Why is $e^{x}$ not uniformly continuous on $\mathbb{R}$?
It seems intuitively very clear that $e^{x}$ is not uniformly continuous on $\mathbb{R}$. I'm looking to 'prove' it using $\epsilon$-$\delta$ analysis though. I reason as follows:
Suppose $\epsilon > 0$; in fact, fix it to be $\epsilon=1$.
For contradiction, suppose that $\exists \delta >0$ s.t. $$ (\star) \ |x-y|<\delta \Rightarrow |e^{x}-e^{y}|<\epsilon=1 \text{ for } x,y \in \mathbb{R}.$$ Note that $e^{x+\delta}-e^{x}=e^{x}(e^{\delta}-1)$. So, for $x$ large enough (so that RHS $>1$), the relation $(\star)$ does not hold.
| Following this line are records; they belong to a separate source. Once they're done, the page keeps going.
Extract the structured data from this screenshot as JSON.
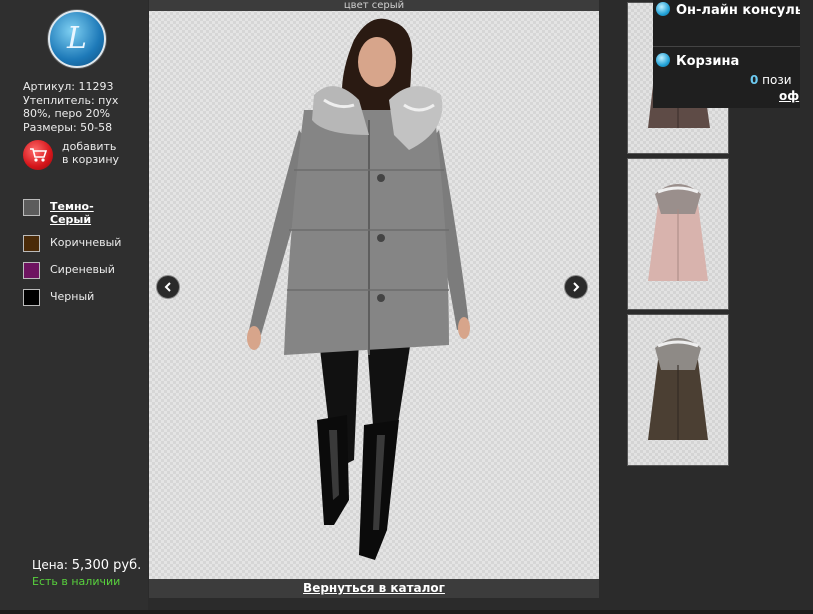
{
  "logo": {
    "glyph": "L"
  },
  "product": {
    "sku": "Артикул: 11293",
    "filling_line1": "Утеплитель: пух",
    "filling_line2": "80%, перо 20%",
    "sizes": "Размеры: 50-58"
  },
  "add_to_cart": {
    "line1": "добавить",
    "line2": "в корзину",
    "icon": "shopping-cart-icon"
  },
  "colors": [
    {
      "label_line1": "Темно-",
      "label_line2": "Серый",
      "hex": "#5c5c5c",
      "active": true
    },
    {
      "label": "Коричневый",
      "hex": "#4a2a08"
    },
    {
      "label": "Сиреневый",
      "hex": "#6e1460"
    },
    {
      "label": "Черный",
      "hex": "#000000"
    }
  ],
  "price": {
    "label": "Цена:",
    "value": "5,300 руб."
  },
  "stock": "Есть в наличии",
  "viewer": {
    "caption": "цвет серый",
    "back_link": "Вернуться в каталог",
    "prev_icon": "chevron-left-icon",
    "next_icon": "chevron-right-icon"
  },
  "thumbnails": [
    {
      "color": "#5e4b46"
    },
    {
      "color": "#d8b3ad"
    },
    {
      "color": "#4b3f33"
    }
  ],
  "side_panel": {
    "consult": "Он-лайн консульт",
    "cart": "Корзина",
    "cart_count_num": "0",
    "cart_count_rest": " пози",
    "cart_link": "оф"
  }
}
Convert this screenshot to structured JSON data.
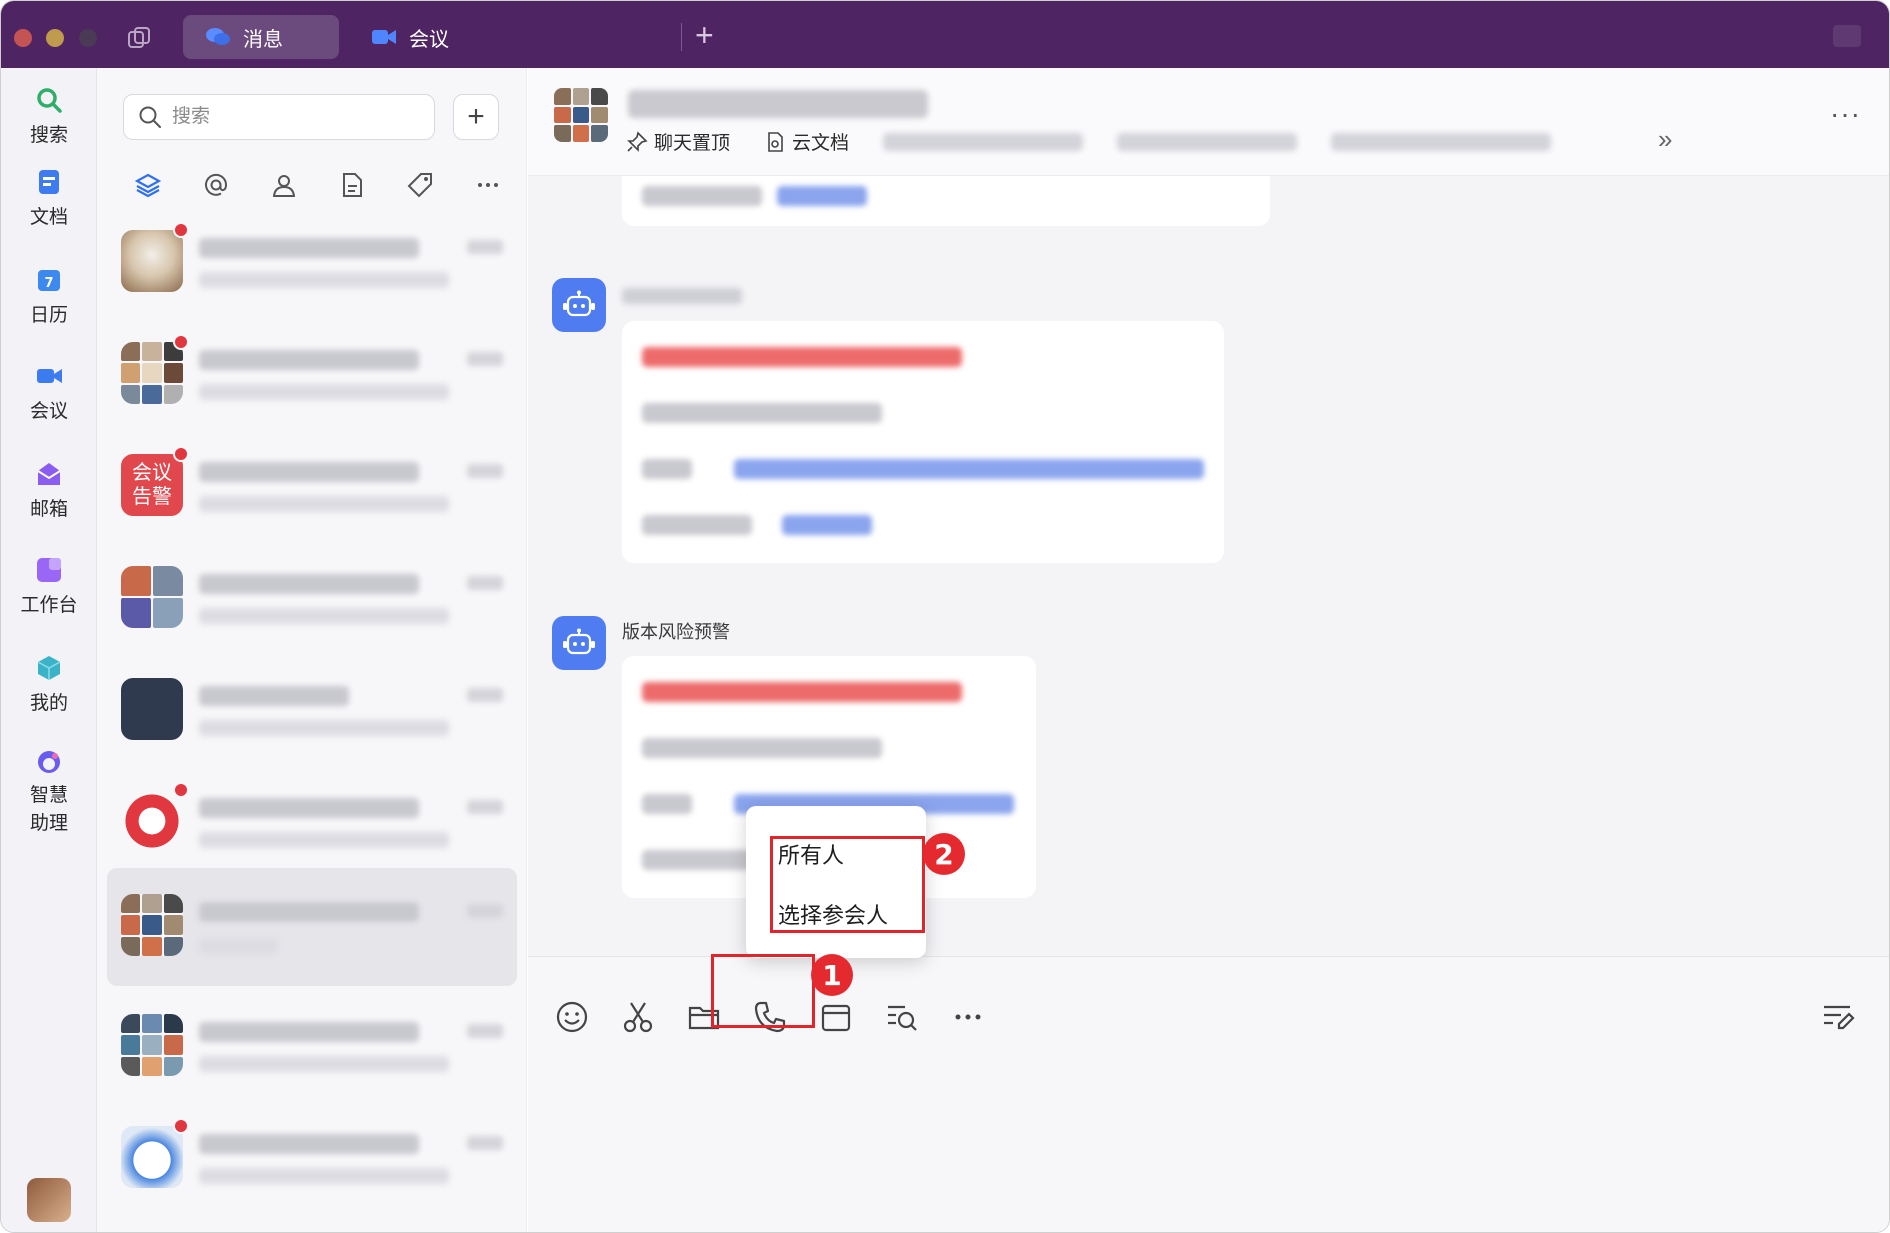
{
  "titlebar": {
    "tabs": [
      {
        "label": "消息",
        "icon": "chat-bubbles-icon",
        "active": true
      },
      {
        "label": "会议",
        "icon": "video-camera-icon",
        "active": false
      }
    ],
    "new_tab_label": "+",
    "colors": {
      "bar": "#4f2462",
      "active_tab": "#6b4a7d"
    }
  },
  "rail": {
    "items": [
      {
        "label": "搜索",
        "icon": "search-icon"
      },
      {
        "label": "文档",
        "icon": "document-icon"
      },
      {
        "label": "日历",
        "icon": "calendar-icon"
      },
      {
        "label": "会议",
        "icon": "video-camera-icon"
      },
      {
        "label": "邮箱",
        "icon": "mailbox-icon"
      },
      {
        "label": "工作台",
        "icon": "workbench-icon"
      },
      {
        "label": "我的",
        "icon": "cube-icon"
      },
      {
        "label": "智慧助理",
        "label_line1": "智慧",
        "label_line2": "助理",
        "icon": "assistant-icon"
      }
    ]
  },
  "conversation_list": {
    "search_placeholder": "搜索",
    "add_label": "+",
    "filters": [
      "layers-icon",
      "at-icon",
      "person-icon",
      "file-icon",
      "tag-icon",
      "more-icon"
    ],
    "items": [
      {
        "avatar": "cat-photo",
        "unread": true,
        "selected": false
      },
      {
        "avatar": "group-grid",
        "unread": true,
        "selected": false
      },
      {
        "avatar": "text-badge",
        "avatar_text_line1": "会议",
        "avatar_text_line2": "告警",
        "unread": true,
        "selected": false
      },
      {
        "avatar": "group-grid",
        "unread": false,
        "selected": false
      },
      {
        "avatar": "dark-calligraphy",
        "unread": false,
        "selected": false
      },
      {
        "avatar": "red-diamond",
        "unread": true,
        "selected": false
      },
      {
        "avatar": "group-grid",
        "unread": false,
        "selected": true
      },
      {
        "avatar": "group-grid",
        "unread": false,
        "selected": false
      },
      {
        "avatar": "cartoon",
        "unread": true,
        "selected": false
      }
    ]
  },
  "chat": {
    "header_tools": [
      {
        "label": "聊天置顶",
        "icon": "pin-icon"
      },
      {
        "label": "云文档",
        "icon": "cloud-doc-icon"
      }
    ],
    "more_label": "···",
    "expand_label": "»",
    "messages": [
      {
        "sender": "",
        "sender_blurred": true
      },
      {
        "sender": "版本风险预警",
        "sender_blurred": false
      }
    ]
  },
  "popup": {
    "options": [
      "所有人",
      "选择参会人"
    ]
  },
  "annotations": {
    "step1": "1",
    "step2": "2",
    "color": "#e2242b"
  },
  "composer": {
    "tools": [
      "emoji-icon",
      "scissors-icon",
      "folder-icon",
      "phone-icon",
      "calendar-icon",
      "search-history-icon",
      "more-icon"
    ],
    "right_tool": "edit-format-icon"
  }
}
This is our contradiction, and so the exponential function is not uniformly continuous on $\mathbb{R}$.
Is this reasoning correct and sufficient?
Thanks.
Solution 1:
If you are truly looking for a rigorous answer then you need to justify the "So, for $x$ large enough...".
For instance, here is a very rigorous solution along the lines you suggest:
Assume that $e^x$ is uniformly continuous on $\mathbb {R}$. Let $\epsilon = 1$. Thus there is $\delta >0$ such that for all $x,y\in \mathbb R$ if $|x-y|<\delta $ then $|e^x-e^y| < 1$. Let $a=\delta/2$. Since $\lim_{x\to\infty }e^x=\infty$ and since $e^a-1>0$ it follows that $\lim_{x\to \infty }e^x(e^a-1)=\infty$. Consequently, there is some $x\in \mathbb {R}$ such that $e^x(e^a-1)>1$. However, taking $y=x+a$ we have $|x-y|<\delta$ while $|e^x-e^y|=e^x(e^a-1)>1$, a contradiction.
Solution 2:
Your proof looks good to me. There are only a few technicalities:
- You should consider an arbitrary $\delta>0$ because the contrapositive of $$\forall \epsilon>0,\ \exists\delta>0,\ \forall|x-y|<\delta,\ |f(x)-f(y)|<\epsilon$$ is $$\exists \epsilon>0,\ \forall\delta>0,\ \exists|x-y|<\delta,\ |f(x)-f(y)|\ge\epsilon.$$
- You should consider something like $e^{x+\delta/2}-e^x$ rather than $e^{x+\delta}-e^x$ because $|(x+\delta)-x|$ is not smaller than $\delta$.
- As Clayton pointed out in the comment section, if you claim that $(\star)$ does not hold when $x$ is large enough, you'd better explicitly write down an instance of $x$.